Novembers batch of new Texas drilling permits fell 50 percent compared to the prior month, in a sign that oil companies are holding back from boring into their sweetest spots while crude prices linger below $70 a barrel. Its the first time in the past year that the number of new Texas drilling permits has declined: It rose as much as 24 percent in September, according to Austin-based oil field analytics firm Drillinginfo.
For now, it is not necessarily a signal that shale oil producers have found their breakeven point, but it shows oil companies dont want to drill up good spots in what could be a temporary low-price environment, said Drillinginfo CEO Allen Gilmer in an email.
Given the faster decline of unconventional wells, more of your economics are dependent on your year-forward production, Gilmer said. Essentially, people are drilling locations that hold acreage.
Drillinginfo data shows there were 1,473 new Texas permits in November, down from 2,947 in October. Gilmer said the rest of the United States is seeing the trend, as well.
The oil’s been waiting down there a long time ,it can wait a little longer
The oil won’t go away, just the jobs.
The oil is there. We know how to get it. Thanks to fracking technology, the availability of US oil will act as a ceiling on OPEC jacking up prices in the foreseeable future.
So much for peak oil.
Peak oil production is a function of the price.
The peak isn’t the same at $40, $100 or $400.
We leave most of the oil still in the ground because it isn’t economic to produce.
The jobs will come back when the oil goes back up.
Just a matter of time before rigs start being stacked and people from one end of the oil industry to the other being laid off.
It starts with the most expensive drilling rigs, typically.
Statoil Scuttles Ultra-deepwater Rig Contract; Pays $350mm To Back Away
http://www.freerepublic.com/focus/f-news/3229630/posts
11/21/2014
There’s a multi-billion dollar offshore platform being built and installed right now to frack under the North Sea. It’s called Ensign, and - if I understand it right - will be mostly remote controlled.
OPEC’s (and Vlad Putin’s) strategy is working.
It has been a long time coming.
The Ensign Gas field was discovered by Shell / Esso in 1986 with the drilling well 48/14-2.
http://www.offshore-technology.com/projects/-ensign-gas-field-north-sea-uk/
How businesslike.
It was a hell of a struggle and sometimes even dangerous to gear back up afterward.
I wonder if the numbers still work for this project? I assume ethylene is normally a constituent of crude, and is a product of conventional refining?

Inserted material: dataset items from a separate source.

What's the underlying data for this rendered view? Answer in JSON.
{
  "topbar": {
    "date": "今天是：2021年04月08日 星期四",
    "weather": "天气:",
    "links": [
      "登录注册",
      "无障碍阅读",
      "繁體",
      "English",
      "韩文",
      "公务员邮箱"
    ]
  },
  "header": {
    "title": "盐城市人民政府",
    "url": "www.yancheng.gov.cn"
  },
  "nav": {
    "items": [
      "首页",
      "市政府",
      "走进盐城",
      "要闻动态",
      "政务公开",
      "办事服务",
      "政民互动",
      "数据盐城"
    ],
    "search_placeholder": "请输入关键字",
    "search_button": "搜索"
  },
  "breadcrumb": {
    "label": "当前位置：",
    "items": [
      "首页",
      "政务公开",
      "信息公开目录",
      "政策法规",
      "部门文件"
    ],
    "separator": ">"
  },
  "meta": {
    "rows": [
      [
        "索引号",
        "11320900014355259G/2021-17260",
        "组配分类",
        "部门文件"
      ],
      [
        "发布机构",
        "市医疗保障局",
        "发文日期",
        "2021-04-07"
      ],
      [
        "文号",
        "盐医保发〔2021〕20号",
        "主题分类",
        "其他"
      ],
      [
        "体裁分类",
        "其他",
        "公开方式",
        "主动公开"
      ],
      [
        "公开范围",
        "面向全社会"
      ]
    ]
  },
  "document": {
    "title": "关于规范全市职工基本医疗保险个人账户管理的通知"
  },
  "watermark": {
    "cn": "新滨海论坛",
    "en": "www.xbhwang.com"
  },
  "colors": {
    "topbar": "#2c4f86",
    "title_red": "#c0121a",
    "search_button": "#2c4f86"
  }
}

Sasol approves plan for $8.1 billion ethane cracker near Lake Charles
Are you thinking perhaps of a different production unit? Ensign went into gas production a few years ago.

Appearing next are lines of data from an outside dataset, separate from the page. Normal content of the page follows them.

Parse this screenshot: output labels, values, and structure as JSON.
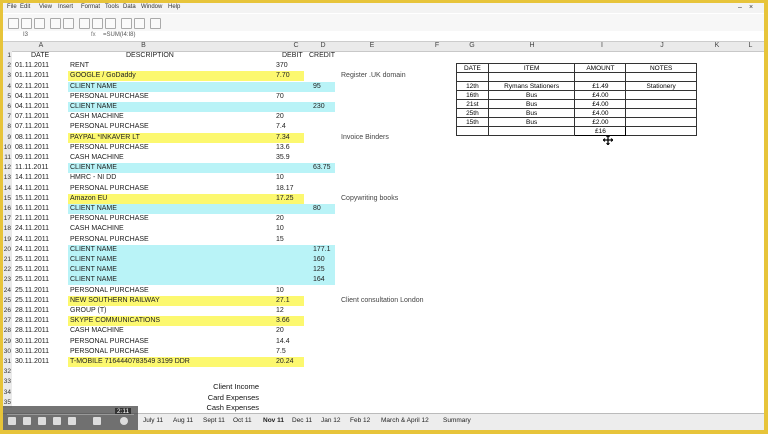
{
  "menu": [
    "File",
    "Edit",
    "View",
    "Insert",
    "Format",
    "Tools",
    "Data",
    "Window",
    "Help"
  ],
  "formula": {
    "namebox": "I3",
    "content": "=SUM(I4:I8)"
  },
  "columns": [
    "A",
    "B",
    "C",
    "D",
    "E",
    "F",
    "G",
    "H",
    "I",
    "J",
    "K",
    "L"
  ],
  "headers": {
    "date": "DATE",
    "desc": "DESCRIPTION",
    "debit": "DEBIT",
    "credit": "CREDIT"
  },
  "rows": [
    {
      "n": "2",
      "date": "01.11.2011",
      "desc": "RENT",
      "debit": "370",
      "credit": "",
      "hl": ""
    },
    {
      "n": "3",
      "date": "01.11.2011",
      "desc": "GOOGLE / GoDaddy",
      "debit": "7.70",
      "credit": "",
      "hl": "yel",
      "note": "Register .UK domain"
    },
    {
      "n": "4",
      "date": "02.11.2011",
      "desc": "CLIENT NAME",
      "debit": "",
      "credit": "95",
      "hl": "cyn"
    },
    {
      "n": "5",
      "date": "04.11.2011",
      "desc": "PERSONAL PURCHASE",
      "debit": "70",
      "credit": "",
      "hl": ""
    },
    {
      "n": "6",
      "date": "04.11.2011",
      "desc": "CLIENT NAME",
      "debit": "",
      "credit": "230",
      "hl": "cyn"
    },
    {
      "n": "7",
      "date": "07.11.2011",
      "desc": "CASH MACHINE",
      "debit": "20",
      "credit": "",
      "hl": ""
    },
    {
      "n": "8",
      "date": "07.11.2011",
      "desc": "PERSONAL PURCHASE",
      "debit": "7.4",
      "credit": "",
      "hl": ""
    },
    {
      "n": "9",
      "date": "08.11.2011",
      "desc": "PAYPAL *INKAVER LT",
      "debit": "7.34",
      "credit": "",
      "hl": "yel",
      "note": "Invoice Binders"
    },
    {
      "n": "10",
      "date": "08.11.2011",
      "desc": "PERSONAL PURCHASE",
      "debit": "13.6",
      "credit": "",
      "hl": ""
    },
    {
      "n": "11",
      "date": "09.11.2011",
      "desc": "CASH MACHINE",
      "debit": "35.9",
      "credit": "",
      "hl": ""
    },
    {
      "n": "12",
      "date": "11.11.2011",
      "desc": "CLIENT NAME",
      "debit": "",
      "credit": "63.75",
      "hl": "cyn"
    },
    {
      "n": "13",
      "date": "14.11.2011",
      "desc": "HMRC - NI DD",
      "debit": "10",
      "credit": "",
      "hl": ""
    },
    {
      "n": "14",
      "date": "14.11.2011",
      "desc": "PERSONAL PURCHASE",
      "debit": "18.17",
      "credit": "",
      "hl": ""
    },
    {
      "n": "15",
      "date": "15.11.2011",
      "desc": "Amazon EU",
      "debit": "17.25",
      "credit": "",
      "hl": "yel",
      "note": "Copywriting books"
    },
    {
      "n": "16",
      "date": "16.11.2011",
      "desc": "CLIENT NAME",
      "debit": "",
      "credit": "80",
      "hl": "cyn"
    },
    {
      "n": "17",
      "date": "21.11.2011",
      "desc": "PERSONAL PURCHASE",
      "debit": "20",
      "credit": "",
      "hl": ""
    },
    {
      "n": "18",
      "date": "24.11.2011",
      "desc": "CASH MACHINE",
      "debit": "10",
      "credit": "",
      "hl": ""
    },
    {
      "n": "19",
      "date": "24.11.2011",
      "desc": "PERSONAL PURCHASE",
      "debit": "15",
      "credit": "",
      "hl": ""
    },
    {
      "n": "20",
      "date": "24.11.2011",
      "desc": "CLIENT NAME",
      "debit": "",
      "credit": "177.1",
      "hl": "cyn"
    },
    {
      "n": "21",
      "date": "25.11.2011",
      "desc": "CLIENT NAME",
      "debit": "",
      "credit": "160",
      "hl": "cyn"
    },
    {
      "n": "22",
      "date": "25.11.2011",
      "desc": "CLIENT NAME",
      "debit": "",
      "credit": "125",
      "hl": "cyn"
    },
    {
      "n": "23",
      "date": "25.11.2011",
      "desc": "CLIENT NAME",
      "debit": "",
      "credit": "164",
      "hl": "cyn"
    },
    {
      "n": "24",
      "date": "25.11.2011",
      "desc": "PERSONAL PURCHASE",
      "debit": "10",
      "credit": "",
      "hl": ""
    },
    {
      "n": "25",
      "date": "25.11.2011",
      "desc": "NEW SOUTHERN RAILWAY",
      "debit": "27.1",
      "credit": "",
      "hl": "yel",
      "note": "Client consultation London"
    },
    {
      "n": "26",
      "date": "28.11.2011",
      "desc": "GROUP (T)",
      "debit": "12",
      "credit": "",
      "hl": ""
    },
    {
      "n": "27",
      "date": "28.11.2011",
      "desc": "SKYPE COMMUNICATIONS",
      "debit": "3.66",
      "credit": "",
      "hl": "yel"
    },
    {
      "n": "28",
      "date": "28.11.2011",
      "desc": "CASH MACHINE",
      "debit": "20",
      "credit": "",
      "hl": ""
    },
    {
      "n": "29",
      "date": "30.11.2011",
      "desc": "PERSONAL PURCHASE",
      "debit": "14.4",
      "credit": "",
      "hl": ""
    },
    {
      "n": "30",
      "date": "30.11.2011",
      "desc": "PERSONAL PURCHASE",
      "debit": "7.5",
      "credit": "",
      "hl": ""
    },
    {
      "n": "31",
      "date": "30.11.2011",
      "desc": "T-MOBILE      7164440783549 3199 DDR",
      "debit": "20.24",
      "credit": "",
      "hl": "yel"
    },
    {
      "n": "32",
      "date": "",
      "desc": "",
      "debit": "",
      "credit": "",
      "hl": ""
    },
    {
      "n": "33",
      "date": "",
      "desc": "",
      "debit": "",
      "credit": "",
      "hl": ""
    },
    {
      "n": "34",
      "date": "",
      "desc": "",
      "debit": "",
      "credit": "",
      "hl": ""
    },
    {
      "n": "35",
      "date": "",
      "desc": "",
      "debit": "",
      "credit": "",
      "hl": ""
    }
  ],
  "lookup": {
    "headers": [
      "DATE",
      "ITEM",
      "AMOUNT",
      "NOTES"
    ],
    "rows": [
      [
        "",
        "",
        "",
        ""
      ],
      [
        "12th",
        "Rymans Stationers",
        "£1.49",
        "Stationery"
      ],
      [
        "16th",
        "Bus",
        "£4.00",
        ""
      ],
      [
        "21st",
        "Bus",
        "£4.00",
        ""
      ],
      [
        "25th",
        "Bus",
        "£4.00",
        ""
      ],
      [
        "15th",
        "Bus",
        "£2.00",
        ""
      ],
      [
        "",
        "",
        "£16",
        ""
      ]
    ]
  },
  "summary": [
    "Client Income",
    "Card Expenses",
    "Cash Expenses"
  ],
  "tabs": [
    "July 11",
    "Aug 11",
    "Sept 11",
    "Oct 11",
    "Nov 11",
    "Dec 11",
    "Jan 12",
    "Feb 12",
    "March & April 12",
    "Summary"
  ],
  "active_tab": "Nov 11",
  "video_time": "2:11",
  "colors": {
    "yellow": "#fcf86f",
    "cyan": "#b9f3f7",
    "frame": "#e7c43a"
  }
}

North Sea Ensign field delivers first gas
http://www.offshore-mag.com/articles/2012/05/north-sea-ensign-field-delivers-first-gas.html
05/08/2012
Nope. Ethylene primarily comes from ethane, a natural gas liquid and separated from the raw natural gas stream at the processing plant.

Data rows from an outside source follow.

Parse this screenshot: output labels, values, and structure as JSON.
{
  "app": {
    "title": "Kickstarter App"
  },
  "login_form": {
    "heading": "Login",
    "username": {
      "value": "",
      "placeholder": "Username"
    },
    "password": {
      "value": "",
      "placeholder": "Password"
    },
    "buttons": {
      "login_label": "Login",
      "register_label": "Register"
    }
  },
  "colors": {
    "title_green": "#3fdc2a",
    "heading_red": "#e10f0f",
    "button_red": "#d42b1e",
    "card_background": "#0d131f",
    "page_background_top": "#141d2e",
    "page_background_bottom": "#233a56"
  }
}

This time around, the chinese will get cutting edge directional drilling and fracking rigs at fire sale prices.
In the meantime, OPEC, the russians, and the chinese have the wherewithal to patiently starve out the US oil market. They know that US investors cannot see past a fiscal quarter, and cannot take a loss in one quarter without panicking and dumping stocks like rats jumping off of a sinking ship.
Saudi has the cash reserves, not to sure about most of the others in OPEC. China is a importer, not an exporter of oil. They will benefit while the prices are low.
My information about Ensign came from this video, which I watched over the weekend. I erroneously thought that it was recent.
The video actually covers two North Sea rigs: Ensign, and another one called F3FA.
I get the feeling that there's so much petro still to be discovered that it's going to be a long time before Mr. Fusion becomes cost-effective.
Of course, there are lots of smart people working on their garages, so you never know.
Plenty of oil left. While it’s available from our “friends” we should not consume our own.